The intelligence agencies should have offered Congress and other policymakers a comprehensive, unified view of these risks before the war, the Senate Intelligence Committee said, but they never did.

After reviewing about 400 analytical documents written by the intelligence agencies from 1991, after the first gulf war, to 2003, when Mr. Hussein was toppled, the committee unanimously concluded that "the body of assessments showed that Iraqi military capabilities had steadily degraded following defeat in the first gulf war in 1991. Analysts also believed those capabilities would continue to erode as long as economic sanctions remained in place."

The intelligence agencies, though, were much less certain about Mr. Hussein's intentions, the committee said. "The assessments came to the same general conclusions that Saddam Hussein: was unpredictable and aggressive; retained the capability to strike militarily in the region; and, would probably not choose to use force against neighbors as long as U.S. and coalition forces were in the region."

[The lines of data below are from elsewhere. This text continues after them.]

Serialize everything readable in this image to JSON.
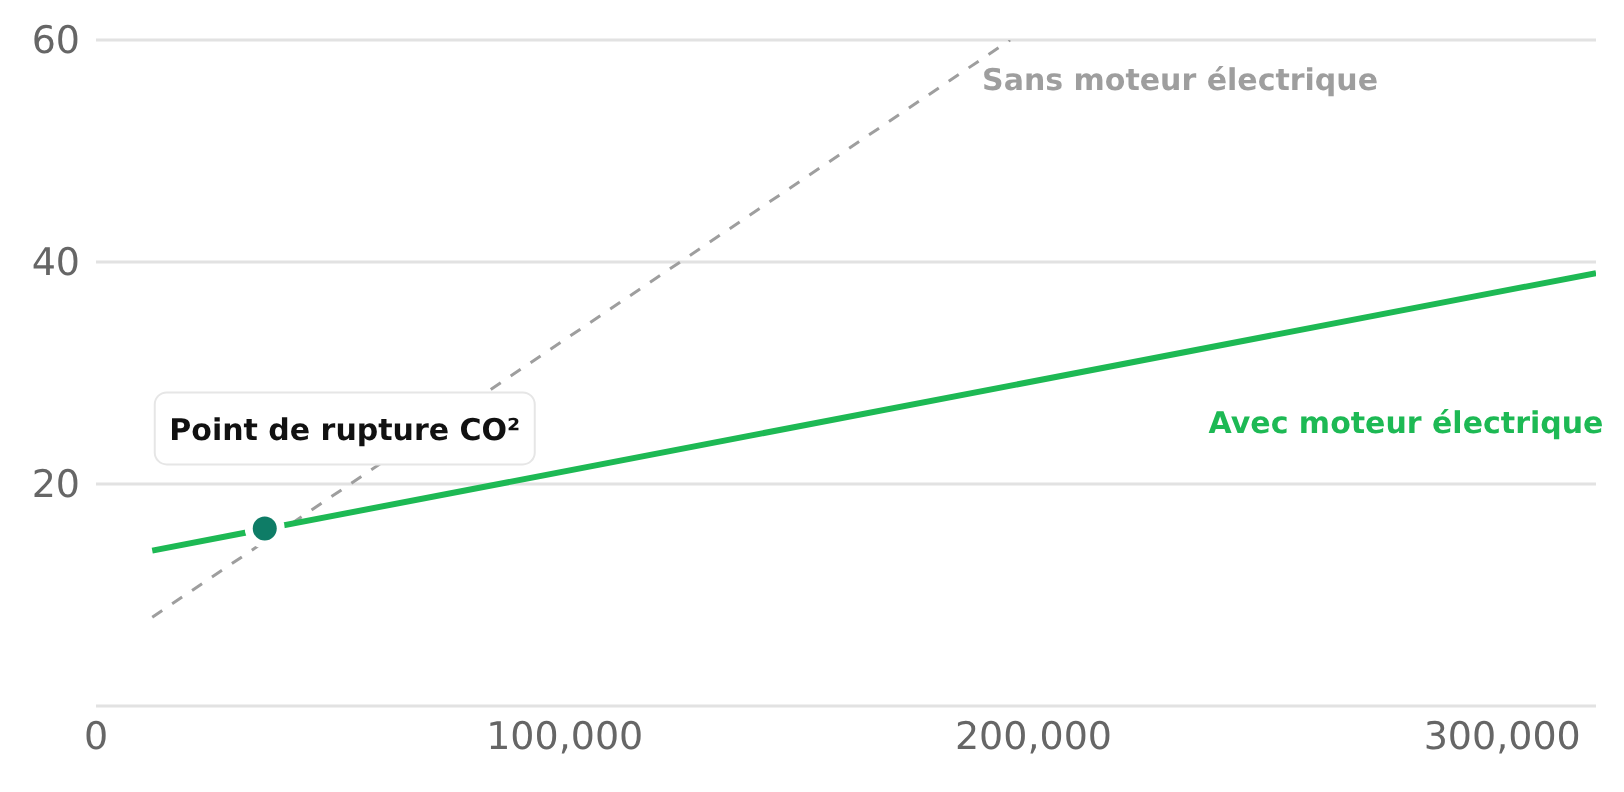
{
  "chart_data": {
    "type": "line",
    "xlim": [
      0,
      320000
    ],
    "xticks": [
      {
        "value": 0,
        "label": "0"
      },
      {
        "value": 100000,
        "label": "100,000"
      },
      {
        "value": 200000,
        "label": "200,000"
      },
      {
        "value": 300000,
        "label": "300,000"
      }
    ],
    "ylim": [
      0,
      60
    ],
    "yticks": [
      {
        "value": 0,
        "label": null
      },
      20,
      40,
      60
    ],
    "grid": "y",
    "series": [
      {
        "name": "Sans moteur électrique",
        "color": "#9e9e9e",
        "line_style": "dashed",
        "x": [
          12000,
          195000
        ],
        "values": [
          8,
          60
        ]
      },
      {
        "name": "Avec moteur électrique",
        "color": "#1db954",
        "line_style": "solid",
        "x": [
          12000,
          320000
        ],
        "values": [
          14,
          39
        ]
      },
      {
        "type": "scatter",
        "color": "#0e7c66",
        "x": [
          36000
        ],
        "values": [
          16
        ]
      }
    ],
    "annotations": [
      {
        "text": "Point de rupture CO²",
        "x": 36000,
        "y": 16
      }
    ]
  }
}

"Clearly, the issue of Saddam's intentions to use force against his neighbors and U.S. and coalition forces was a high-interest matter," the report said, "and, unfortunately, the main area where the intelligence community was least confident in its analysis."

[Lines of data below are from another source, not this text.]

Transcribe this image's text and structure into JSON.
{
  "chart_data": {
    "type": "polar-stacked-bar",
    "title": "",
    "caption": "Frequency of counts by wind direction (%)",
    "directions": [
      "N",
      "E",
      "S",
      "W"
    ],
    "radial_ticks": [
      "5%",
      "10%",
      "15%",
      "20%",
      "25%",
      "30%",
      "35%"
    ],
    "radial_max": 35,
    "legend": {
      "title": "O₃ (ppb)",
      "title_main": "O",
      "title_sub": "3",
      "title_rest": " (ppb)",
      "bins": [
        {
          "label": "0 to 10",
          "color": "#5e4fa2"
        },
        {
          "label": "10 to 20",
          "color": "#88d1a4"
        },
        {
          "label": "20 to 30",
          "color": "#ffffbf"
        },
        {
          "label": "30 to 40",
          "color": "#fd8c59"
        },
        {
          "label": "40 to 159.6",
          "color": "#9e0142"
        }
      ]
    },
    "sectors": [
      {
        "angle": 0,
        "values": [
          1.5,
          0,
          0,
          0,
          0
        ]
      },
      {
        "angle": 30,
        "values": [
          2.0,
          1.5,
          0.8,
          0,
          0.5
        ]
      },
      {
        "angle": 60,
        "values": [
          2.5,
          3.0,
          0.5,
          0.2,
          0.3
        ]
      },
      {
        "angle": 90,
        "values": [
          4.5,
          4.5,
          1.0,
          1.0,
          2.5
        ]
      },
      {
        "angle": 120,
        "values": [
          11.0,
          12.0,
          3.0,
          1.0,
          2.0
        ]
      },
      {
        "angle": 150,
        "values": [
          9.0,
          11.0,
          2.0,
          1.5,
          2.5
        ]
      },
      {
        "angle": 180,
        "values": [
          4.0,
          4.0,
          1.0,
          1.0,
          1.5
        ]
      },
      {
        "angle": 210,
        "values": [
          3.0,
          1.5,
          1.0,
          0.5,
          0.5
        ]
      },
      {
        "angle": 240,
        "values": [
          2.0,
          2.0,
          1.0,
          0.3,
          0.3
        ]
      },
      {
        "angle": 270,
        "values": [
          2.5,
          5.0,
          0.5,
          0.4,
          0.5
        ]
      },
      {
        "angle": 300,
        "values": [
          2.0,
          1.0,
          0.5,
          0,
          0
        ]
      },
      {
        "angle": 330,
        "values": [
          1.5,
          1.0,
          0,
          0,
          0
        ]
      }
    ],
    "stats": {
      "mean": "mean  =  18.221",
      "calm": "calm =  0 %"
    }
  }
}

It criticized the agencies for failing "to clearly characterize changes in Iraq's threat to regional stability and security, taking account of the fact that its conventional military forces steadily degraded after 1990."

In September 1991, a report on Mr. Hussein's "prospects for survival over the next year" found that Iraq would have "only limited capabilities to endanger U.S. interests."

By 1993, an assessment said Mr. Hussein's basic goals were to maintain power "by any means," to regain internal control, to rebuild the military, including illicit weapons, and to make Iraq "the dominant regional power." But the agencies warned that they were "hindered by the dearth of solid information."

An assessment in early 1995 called Iraq "an immediate source of concern and a long-term threat to U.S. strategic interests in the Persian Gulf," but the State Department's view in the document called it "impossible to predict with confidence whether Saddam will choose confrontation or opt for a period of quiescence and cooperation." The military's view in the document was that Iraq had "at least some chance" of striking quickly into Saudi oil fields.

Other reports that year warned of Mr. Hussein's "unpredictability and proclivity for dramatic and rash behavior" but said only "marginal" rebuilding of the military had occurred. Without a "large, standing coalition military presence" in the region, one said, there could be no guarantee of deterring him.

From about 1999 on, though, assessments "noted that the condition of all Iraqi military branches was poor," the Senate committee found.

In 2002, a report judged "that Iraqi military morale and battlefield cohesion are more fragile today than in 1991."

By January 2003, an assessment found that "Saddam probably will not initiate hostilities for fear of providing Washington with justification to invade Iraq. Nevertheless, he might deal the first blow, especially if he perceives that an attack intended to end his regime is imminent."

By March 17, 2003, Mr. Bush promised that the time of such risks was about to end.

"In a free Iraq there will be no more wars of aggression against your neighbors," he said. "The tyrant will soon be gone."